Week Twelve - A Day in The Life -  Gathering Clouds Again?

gathering clouds

 Hi, it’s Paul again. Maybe I spoke too soon last week when I said that we survived the storm. I truly thought that once I started my new job this would be a closed chapter. After all, what is there more to say?

Francesca never lets go very easily, I should have known that. She is still nagging me about talking with her about the last four weeks or so. I don’t see any need. The problem is solved. End of story. But not with her. She continues to bring it up, at the most inopportune times, I must add, like when we are cuddling in bed before going to sleep or first thing in the morning. Who wants to talk about the last four weeks? Not me, for sure. I don’t see any value in ruminating on something that is over. She tells me we are not open with one another, that we need to talk about FEELINGS, that she is not done with it. I don’t understand what is more to discuss.

I knew this would be a problem. That’s why I tried to push it off as long as I could. Can you imagine what would have happened had I told her about my job when we were engaged? She might have cancelled our wedding, because financial security is so important to her! She is just like her father. I can see it more and more clearly each day. She has to have everything planned at least for the next twenty years to feel safe. I can just imagine her reaction if I were to tell her that my job with Phil is temporary!

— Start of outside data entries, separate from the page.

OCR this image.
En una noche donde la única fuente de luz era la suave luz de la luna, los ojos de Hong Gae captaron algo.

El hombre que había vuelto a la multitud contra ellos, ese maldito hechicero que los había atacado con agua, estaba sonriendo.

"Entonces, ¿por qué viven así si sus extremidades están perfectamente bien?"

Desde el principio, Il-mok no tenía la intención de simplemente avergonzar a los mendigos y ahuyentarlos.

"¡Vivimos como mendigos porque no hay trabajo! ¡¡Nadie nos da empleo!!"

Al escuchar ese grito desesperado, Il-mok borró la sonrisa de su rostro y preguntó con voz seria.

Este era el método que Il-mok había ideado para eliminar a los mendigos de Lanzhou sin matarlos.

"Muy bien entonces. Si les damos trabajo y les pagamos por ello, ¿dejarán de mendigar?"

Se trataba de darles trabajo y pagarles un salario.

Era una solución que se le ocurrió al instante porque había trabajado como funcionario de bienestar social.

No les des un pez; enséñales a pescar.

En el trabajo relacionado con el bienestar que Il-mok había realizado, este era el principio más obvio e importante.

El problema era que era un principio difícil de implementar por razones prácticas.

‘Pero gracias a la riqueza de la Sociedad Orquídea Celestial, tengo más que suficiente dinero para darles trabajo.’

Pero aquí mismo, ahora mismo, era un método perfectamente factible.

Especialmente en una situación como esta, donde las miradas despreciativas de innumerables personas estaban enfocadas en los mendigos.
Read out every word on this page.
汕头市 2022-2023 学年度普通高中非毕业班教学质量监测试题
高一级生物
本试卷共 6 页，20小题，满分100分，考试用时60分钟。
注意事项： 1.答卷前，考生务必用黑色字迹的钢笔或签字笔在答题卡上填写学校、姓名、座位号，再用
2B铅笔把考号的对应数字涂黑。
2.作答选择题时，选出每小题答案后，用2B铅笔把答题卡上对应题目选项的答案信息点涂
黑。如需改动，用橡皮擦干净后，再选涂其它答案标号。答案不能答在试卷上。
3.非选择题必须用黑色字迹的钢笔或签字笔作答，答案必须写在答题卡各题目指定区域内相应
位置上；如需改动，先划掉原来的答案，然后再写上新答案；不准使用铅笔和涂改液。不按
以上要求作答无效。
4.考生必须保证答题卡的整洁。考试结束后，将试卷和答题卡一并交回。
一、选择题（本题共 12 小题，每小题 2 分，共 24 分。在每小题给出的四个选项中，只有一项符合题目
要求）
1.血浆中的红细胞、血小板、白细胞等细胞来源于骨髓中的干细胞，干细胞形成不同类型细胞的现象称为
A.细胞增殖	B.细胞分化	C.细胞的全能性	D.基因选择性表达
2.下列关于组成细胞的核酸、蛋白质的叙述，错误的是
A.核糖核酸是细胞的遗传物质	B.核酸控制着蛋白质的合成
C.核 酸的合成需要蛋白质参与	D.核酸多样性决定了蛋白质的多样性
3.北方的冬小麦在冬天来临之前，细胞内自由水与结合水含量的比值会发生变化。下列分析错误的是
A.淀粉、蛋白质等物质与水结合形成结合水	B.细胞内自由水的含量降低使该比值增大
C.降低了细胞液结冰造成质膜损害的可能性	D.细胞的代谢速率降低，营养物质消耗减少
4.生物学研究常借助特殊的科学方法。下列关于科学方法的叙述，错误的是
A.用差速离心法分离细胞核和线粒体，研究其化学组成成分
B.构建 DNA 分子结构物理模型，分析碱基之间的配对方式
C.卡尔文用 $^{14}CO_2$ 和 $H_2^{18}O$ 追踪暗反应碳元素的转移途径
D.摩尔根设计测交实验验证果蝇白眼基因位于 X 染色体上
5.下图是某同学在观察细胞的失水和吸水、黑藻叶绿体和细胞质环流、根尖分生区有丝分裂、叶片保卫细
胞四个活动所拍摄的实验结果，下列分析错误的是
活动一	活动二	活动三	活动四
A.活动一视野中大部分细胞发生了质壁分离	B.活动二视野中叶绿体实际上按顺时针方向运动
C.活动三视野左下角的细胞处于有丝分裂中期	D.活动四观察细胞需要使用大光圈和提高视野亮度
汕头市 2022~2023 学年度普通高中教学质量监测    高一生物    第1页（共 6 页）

I am thinking of planning a little vacation, just she and I, only for a few days, maybe even just a weekend. Maybe this will distract her and she will let go of wanting to talk about my job. We both used to love camping before we got married. Maybe I will plan it and surprise her. On second thoughts, I don’t think this would be a good idea. She hates surprises. I think it is part of her wanting to be in control of everything. Ok, this is what I will do: her birthday is coming up in a couple of weeks. I will tell her that I would like to celebrate it with her in a tent. We know a place in the mountains where we had wonderful times in the past. We both have great memories of our times there. It is a happy place for us. It will get us out of the house, work, cleaning, paying bills, worrying about life in general, at least for a few days.

And perhaps we will feel close again. This problem with my job seems to have created some kind of tension between us. We don’t seem to be able to get past it. Perhaps going away will do the trick. It’s worth trying anyway, what else is there to do?  I certainly don’t want to get stuck in interminable conversations about something that is over. Tonight I will make the suggestion, see how she will react.